Glossary

  • Prospects: These are the properties you receive from 8020REI.
  • Leads: Property owners who have shown interest in selling their house.
  • Contracts: These occur when a property owner decides to sell the house to you at an agreed-upon price.
  • Deal: This is when you find a buyer to acquire the property you've contracted.

How to Calculate ROI

ROI, or Return on Investment, measures the profitability of an investment.


Formula:

ROI = ((Revenue - Cost) / Cost) x 100

Example

Let's say you spent 2,000 on marketing to get a property. You sell that property for $12,000.

  1. Revenue: $12,000
  2. Cost: $2,000
  3. ROI: ((12,000 - 2,000) / 2,000 \times 100 = 500%)

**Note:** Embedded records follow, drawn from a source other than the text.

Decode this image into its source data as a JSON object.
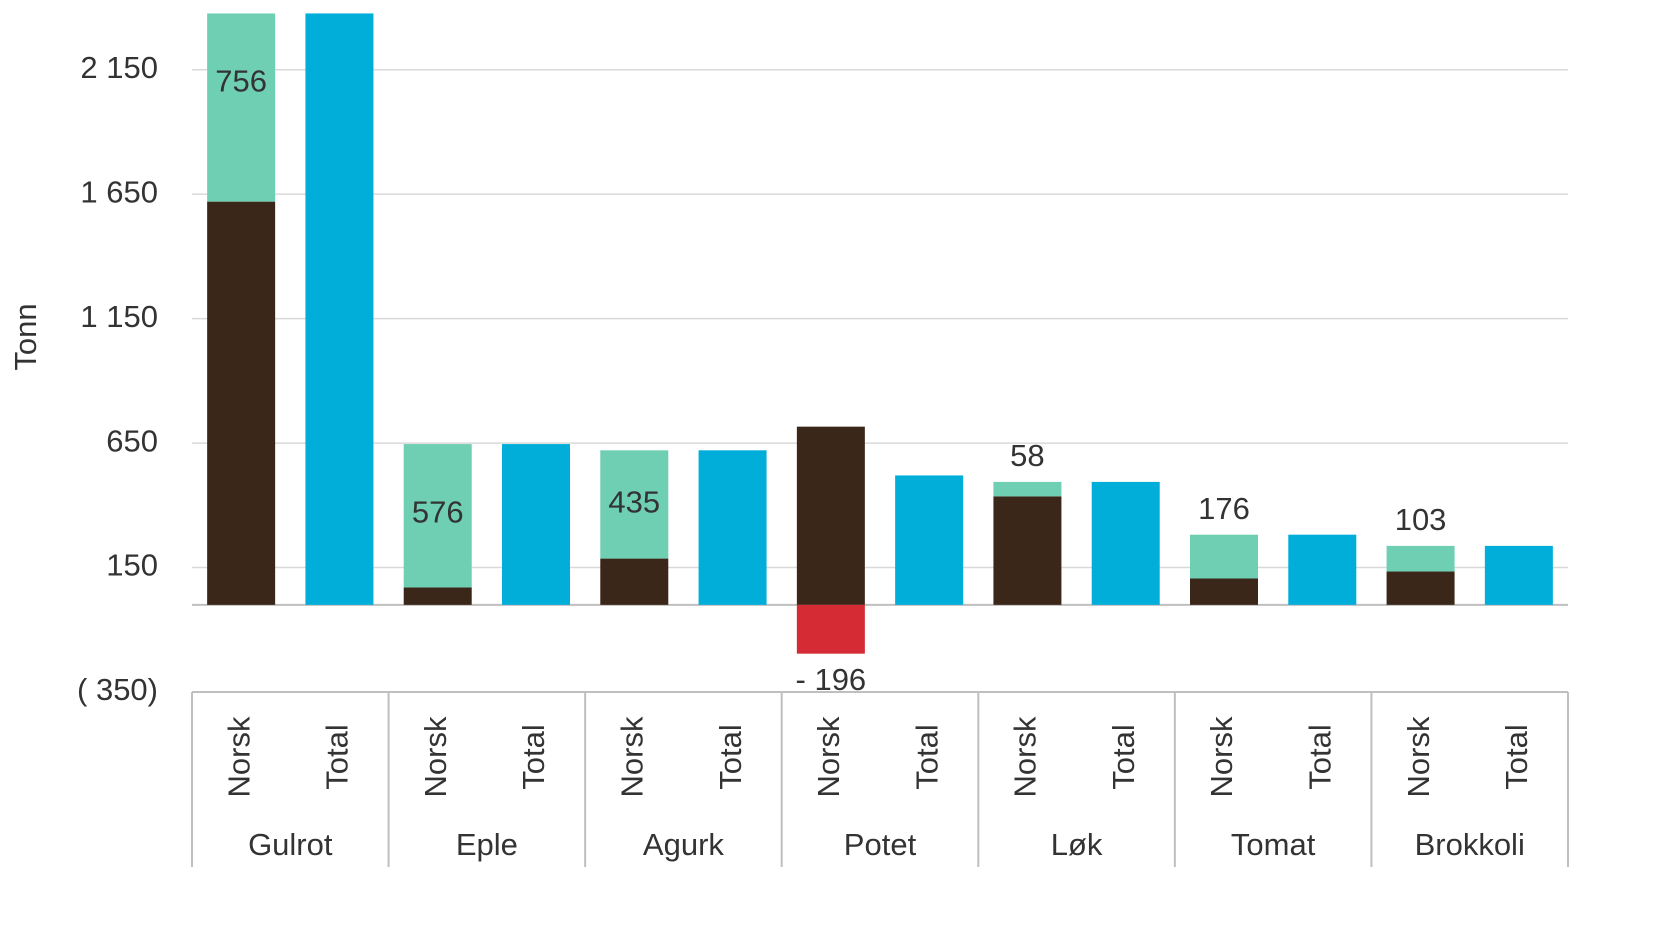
{
  "chart_data": {
    "type": "bar",
    "stacked": true,
    "ylabel": "Tonn",
    "groups": [
      "Gulrot",
      "Eple",
      "Agurk",
      "Potet",
      "Løk",
      "Tomat",
      "Brokkoli"
    ],
    "categories": [
      "Norsk",
      "Total",
      "Norsk",
      "Total",
      "Norsk",
      "Total",
      "Norsk",
      "Total",
      "Norsk",
      "Total",
      "Norsk",
      "Total",
      "Norsk",
      "Total"
    ],
    "series": [
      {
        "color": "#3b2719",
        "values": [
          1620,
          null,
          70,
          null,
          186,
          null,
          716,
          null,
          436,
          null,
          106,
          null,
          134,
          null
        ]
      },
      {
        "color": "#6fcfb2",
        "show_labels": true,
        "values": [
          756,
          null,
          576,
          null,
          435,
          null,
          null,
          null,
          58,
          null,
          176,
          null,
          103,
          null
        ]
      },
      {
        "color": "#d52b35",
        "show_labels": true,
        "values": [
          null,
          null,
          null,
          null,
          null,
          null,
          -196,
          null,
          null,
          null,
          null,
          null,
          null,
          null
        ],
        "value_labels": [
          null,
          null,
          null,
          null,
          null,
          null,
          "- 196",
          null,
          null,
          null,
          null,
          null,
          null,
          null
        ]
      },
      {
        "color": "#00aed9",
        "values": [
          null,
          2376,
          null,
          646,
          null,
          621,
          null,
          520,
          null,
          494,
          null,
          282,
          null,
          237
        ]
      }
    ],
    "ylim": [
      -350,
      2430
    ],
    "yticks": [
      {
        "value": -350,
        "label": "( 350)"
      },
      150,
      650,
      {
        "value": 1150,
        "label": "1 150"
      },
      {
        "value": 1650,
        "label": "1 650"
      },
      {
        "value": 2150,
        "label": "2 150"
      }
    ],
    "grid": true
  }
}
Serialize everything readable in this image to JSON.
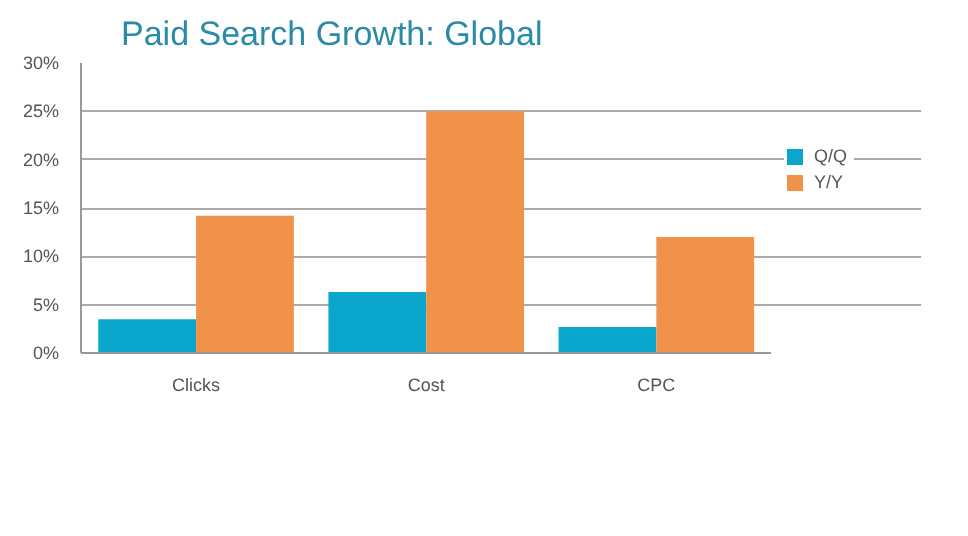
{
  "chart_data": {
    "type": "bar",
    "title": "Paid Search Growth: Global",
    "categories": [
      "Clicks",
      "Cost",
      "CPC"
    ],
    "series": [
      {
        "name": "Q/Q",
        "color": "#0aa6cc",
        "values": [
          3.5,
          6.3,
          2.7
        ]
      },
      {
        "name": "Y/Y",
        "color": "#f0924a",
        "values": [
          14.2,
          25,
          12.0
        ]
      }
    ],
    "ylim": [
      0,
      30
    ],
    "yticks": [
      {
        "value": 0,
        "label": "0%"
      },
      {
        "value": 5,
        "label": "5%"
      },
      {
        "value": 10,
        "label": "10%"
      },
      {
        "value": 15,
        "label": "15%"
      },
      {
        "value": 20,
        "label": "20%"
      },
      {
        "value": 25,
        "label": "25%"
      },
      {
        "value": 30,
        "label": "30%"
      }
    ],
    "grid": "y",
    "legend": "right"
  }
}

You got a 5x return on your investment.

Note: Make sure to account for the dates when calculating ROI. You might spend on marketing in June but get the revenue in July. The ROI would still consider both these amounts despite the time gap.


How to Calculate Ratios

Lead-to-Contract Ratio

This ratio shows how effective you are at turning interested property owners into signed contracts.

Formula:

Lead-to-Contract Ratio = (Number of Contracts / Number of Leads) x 100

Example

If you have 10 leads and 2 turn into contracts, your Lead-to-Contract Ratio is (2 / 10) x 100 = 20%.

Contract-to-Deal Ratio

This ratio shows how effective you are at closing deals from contracts.

Formula:

Contract-to-Deal Ratio = (Number of Deals / Number of Contracts) x 100

Example

If you have 5 contracts and 2 turn into deals, your Contract-to-Deal Ratio is (2 / 5) x 100 = 40%.

Opinion: These metrics are essential. Knowing your ratios and ROI can help fine-tune your approach to each prospect, ultimately saving time and boosting profitability.